Che Hamori, che sembra avere la stessa altezza e corporatura di Khelif, abbia condiviso un’immagine in cui il suo avatar somiglia a se stessa quasi quanto quello di Khelif al suo, è istruttivo. Non si tratta più della battaglia letterale tra un pugile arabo e uno europeo, ma di un’altra iterazione della stantia mitologia culturale bianca secondo cui gli uomini di colore e di colore rappresentano un pericolo unico per le donne bianche e, per estensione, per l’Occidente.
Nonostante il suo dominio durato secoli, l’Occidente continua a proiettare un’immagine di sé come una specie di perdente, un’isola isolata di moralità, purezza e civiltà sotto la costante minaccia delle orde barbariche orientali.
Ogni cosiddetta “guerra culturale” in Occidente è indissolubilmente legata alla razza perché l’Occidente è costruito su nozioni autodefinite di superiorità razziale e culturale a cui fa esplicitamente riferimento per giustificare il dominio militare ed economico globale.

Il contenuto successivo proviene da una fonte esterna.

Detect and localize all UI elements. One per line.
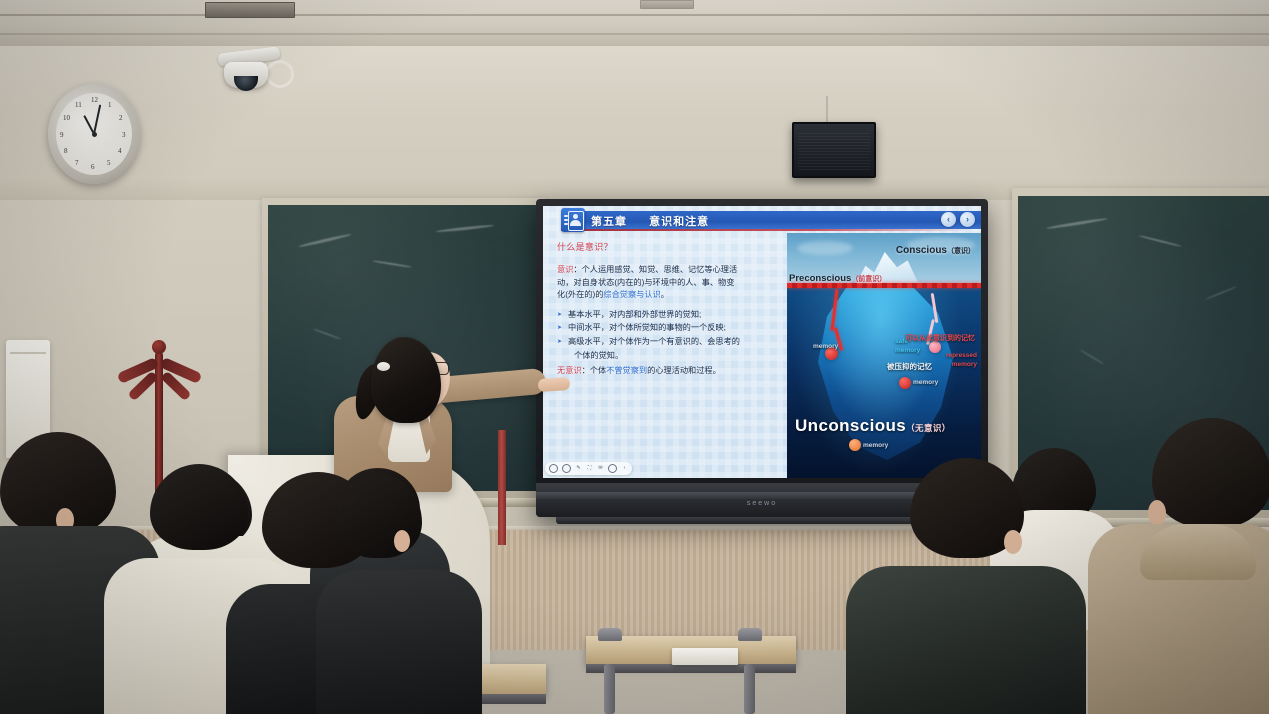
desk-post-cap xyxy=(738,628,762,641)
hoodie-hood xyxy=(1140,524,1256,580)
display-stand xyxy=(556,517,968,524)
bullet-item-continued: 个体的觉知。 xyxy=(557,350,781,363)
chalk-mark xyxy=(298,233,351,248)
clock-numeral: 7 xyxy=(75,159,79,167)
definition-paragraph: 意识：个人运用感觉、知觉、思维、记忆等心理活 动，对自身状态(内在的)与环境中的… xyxy=(557,264,781,302)
label-unconscious-en: Unconscious xyxy=(795,416,906,435)
conclusion-pre: ：个体 xyxy=(582,366,607,375)
chalk-mark xyxy=(436,224,494,233)
cloud xyxy=(797,241,853,255)
clock-numeral: 1 xyxy=(108,101,112,109)
definition-term: 意识 xyxy=(557,265,573,274)
clock-face: 12 1 2 3 4 5 6 7 8 9 10 11 xyxy=(56,93,132,175)
speaker-cable xyxy=(826,96,828,124)
desk-post xyxy=(604,664,615,714)
definition-line2: 动，对自身状态(内在的)与环境中的人、事、物变 xyxy=(557,278,734,287)
slide-body: 什么是意识？ 意识：个人运用感觉、知觉、思维、记忆等心理活 动，对自身状态(内在… xyxy=(543,233,981,478)
chalk-mark xyxy=(372,260,412,268)
clock-numeral: 9 xyxy=(60,131,64,139)
coat-rack-knob xyxy=(152,340,166,354)
desk-edge xyxy=(586,664,796,673)
ceiling-seam xyxy=(0,33,1269,35)
slide-header-underline xyxy=(561,229,977,231)
clock-numeral: 11 xyxy=(75,101,82,109)
slide-header-title: 第五章 意识和注意 xyxy=(591,213,709,229)
label-preconscious-cn: （前意识） xyxy=(851,276,886,283)
label-preconscious-en: Preconscious xyxy=(789,273,851,284)
bullet-item: 基本水平，对内部和外部世界的觉知; xyxy=(557,309,781,322)
clock-numeral: 12 xyxy=(91,96,98,104)
ceiling-vent xyxy=(640,0,694,9)
memory-dot-label: memory xyxy=(813,343,838,350)
label-repressed-memories-cn: 被压抑的记忆 xyxy=(887,361,932,372)
slide-text-column: 什么是意识？ 意识：个人运用感觉、知觉、思维、记忆等心理活 动，对自身状态(内在… xyxy=(543,233,787,478)
definition-line3-highlight: 综合觉察与认识 xyxy=(603,290,660,299)
chalk-mark xyxy=(313,328,342,340)
conclusion-highlight: 不曾觉察到 xyxy=(606,366,647,375)
notebook xyxy=(672,648,738,665)
memory-dot-label: memory xyxy=(863,442,888,449)
memory-dot-label: memory xyxy=(913,379,938,386)
student-right-dark xyxy=(316,570,482,714)
clock-numeral: 5 xyxy=(107,159,111,167)
conclusion-term: 无意识 xyxy=(557,366,582,375)
classroom-scene: 12 1 2 3 4 5 6 7 8 9 10 11 xyxy=(0,0,1269,714)
chapter-title: 意识和注意 xyxy=(649,216,709,228)
wall-speaker xyxy=(792,122,876,178)
mail-icon[interactable]: ✉ xyxy=(597,465,604,472)
id-card-person-icon xyxy=(561,208,585,232)
memory-dot xyxy=(899,377,911,389)
label-accessible-memories-cn: 可以从此意识到的记忆 xyxy=(905,333,975,343)
red-pillar xyxy=(498,430,506,545)
memory-dot xyxy=(849,439,861,451)
student-ear xyxy=(394,530,410,552)
iceberg-diagram: Conscious（意识） Preconscious（前意识） Unconsci… xyxy=(787,233,981,478)
time-icon[interactable] xyxy=(562,464,571,473)
slide-prev-button[interactable]: ‹ xyxy=(941,212,956,227)
display-screen[interactable]: 第五章 意识和注意 ‹ › 什么是意识？ 意识：个人运用感觉、知觉、思维、记 xyxy=(543,206,981,478)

In passato, le idee europee di “razza” hanno guidato il colonialismo dei coloni. Oggi, il neo-imperialismo guidato dagli Stati Uniti usa l’inferiorità culturale per giustificare l’intervento militare, come si vede nelle ripetute intonazioni di Israele che rappresenta la prima linea della civiltà occidentale in Medio Oriente.
Che tutto questo stia accadendo sullo sfondo del genocidio di Gaza, che è sul punto di trasformarsi in una vera e propria guerra regionale, non è insignificante. È così che l’immaginario occidentale cerca di riformulare se stesso come vittima perenne sotto minaccia esistenziale.
Mentre le potenze occidentali si uniscono nella ferma determinazione di ridurre Gaza a polvere e detriti, mentre decine di migliaia di civili vengono uccisi e uomini palestinesi stanchi e traumatizzati tirano fuori dalle macerie a mani nude ciò che resta delle loro famiglie e comunità, una parte considerevole dell’Occidente ha scelto questo momento per mostrarsi come una bella fanciulla ingiustamente aggredita da un uomo arabo demoniaco.